The freshness of the acting is not always a good thing, though. The usurping Duke Frederick (Chetan Pathak) is camp, bitchy and not entirely convincing. Pathak also plays the former Duke exiled in the forest and has more success with his portrayal of a quixotic nobleman, mellifluously expounding the joys of nature. The jester Touchstone (Lorenzo Martelli) is also difficult to judge. Given the modern dress of the production, his clownish get-up is rather out of place and detracts from the more naturalistic elements of the piece. I sympathise, as the clowns are often the hardest characters to update in modern productions of Shakespeare, but I’m not entirely sure Custom/Practice hit the right note as Martelli seems more boisterous than witty.

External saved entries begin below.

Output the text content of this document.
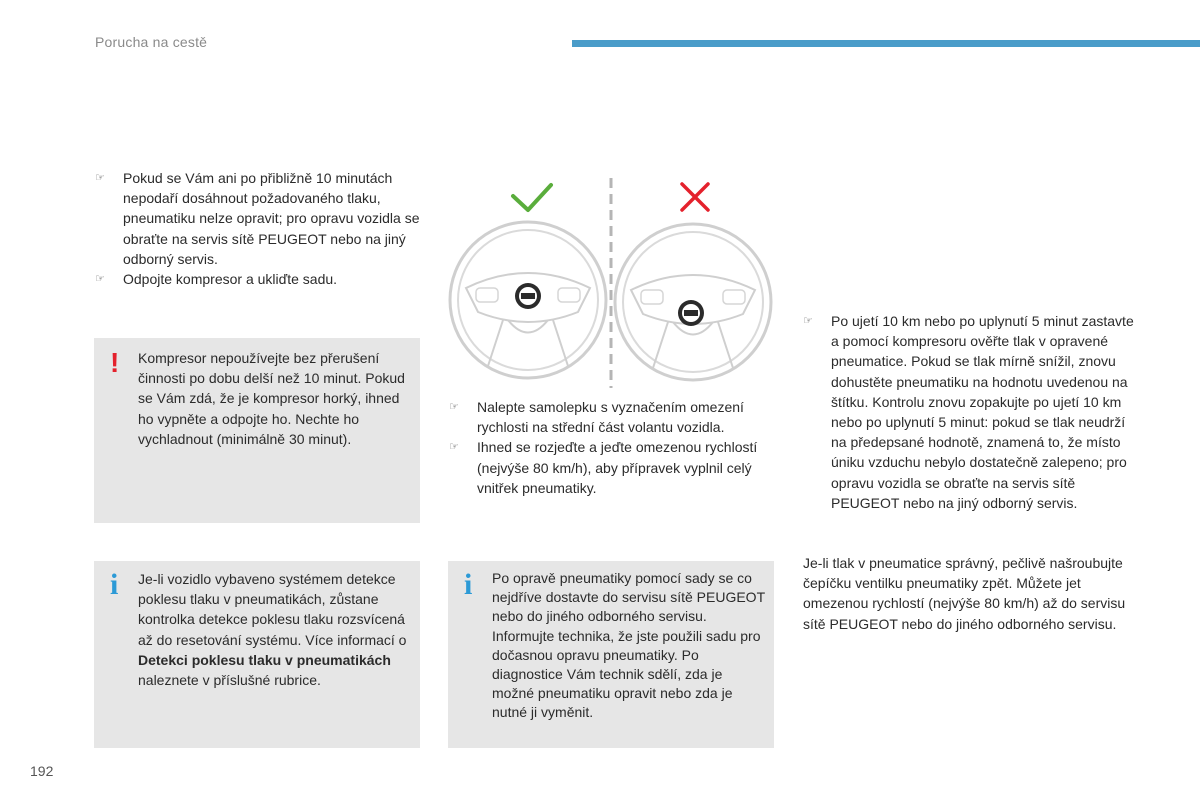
Porucha na cestě
☞ Pokud se Vám ani po přibližně 10 minutách nepodaří dosáhnout požadovaného tlaku, pneumatiku nelze opravit; pro opravu vozidla se obraťte na servis sítě PEUGEOT nebo na jiný odborný servis.
☞ Odpojte kompresor a ukliďte sadu.
! Kompresor nepoužívejte bez přerušení činnosti po dobu delší než 10 minut. Pokud se Vám zdá, že je kompresor horký, ihned ho vypněte a odpojte ho. Nechte ho vychladnout (minimálně 30 minut).
i Je-li vozidlo vybaveno systémem detekce poklesu tlaku v pneumatikách, zůstane kontrolka detekce poklesu tlaku rozsvícená až do resetování systému. Více informací o Detekci poklesu tlaku v pneumatikách naleznete v příslušné rubrice.
☞ Nalepte samolepku s vyznačením omezení rychlosti na střední část volantu vozidla.
☞ Ihned se rozjeďte a jeďte omezenou rychlostí (nejvýše 80 km/h), aby přípravek vyplnil celý vnitřek pneumatiky.
i Po opravě pneumatiky pomocí sady se co nejdříve dostavte do servisu sítě PEUGEOT nebo do jiného odborného servisu.
Informujte technika, že jste použili sadu pro dočasnou opravu pneumatiky. Po diagnostice Vám technik sdělí, zda je možné pneumatiku opravit nebo zda je nutné ji vyměnit.
☞ Po ujetí 10 km nebo po uplynutí 5 minut zastavte a pomocí kompresoru ověřte tlak v opravené pneumatice. Pokud se tlak mírně snížil, znovu dohustěte pneumatiku na hodnotu uvedenou na štítku. Kontrolu znovu zopakujte po ujetí 10 km nebo po uplynutí 5 minut: pokud se tlak neudrží na předepsané hodnotě, znamená to, že místo úniku vzduchu nebylo dostatečně zalepeno; pro opravu vozidla se obraťte na servis sítě PEUGEOT nebo na jiný odborný servis.
Je-li tlak v pneumatice správný, pečlivě našroubujte čepíčku ventilku pneumatiky zpět. Můžete jet omezenou rychlostí (nejvýše 80 km/h) až do servisu sítě PEUGEOT nebo do jiného odborného servisu.
192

Yet there are some wonderful moments from the rest of the ensemble. The melancholic Jaques (Fred Gray) is both funny and wise, and his ‘seven ages of man’ speech is a lovely performance piece, ridiculing life with an incisive truthfulness. Richard Kiess is also brilliant as Silvius, the wet rustic harping on an unworthy shepherdess, and his gormless yearning is a real treat for the audience.

One of As You Like It‘s main themes is the battle for supremacy between fortune and nature, reflected in the heartless corruption of the city and the liberation of the forest. So it is telling that the second half of this production, situated within walls painted with woodland greenery and dappled lighting, is hugely more enjoyable than the first. Of course, the forest we are seeing is as artificial as the city backdrop at the production’s opening, a point which is underlined by  Loudon’s epilogue. Stepping out of her happy ending, which freeze-frames around her, she is exhausted, but happy. The epilogue is not one well-known for its witty couplets, but it is her telling of it that makes it memorable. It gives the production a sincerity that can’t fail to charm, conjuring theatrical magic from timeless language.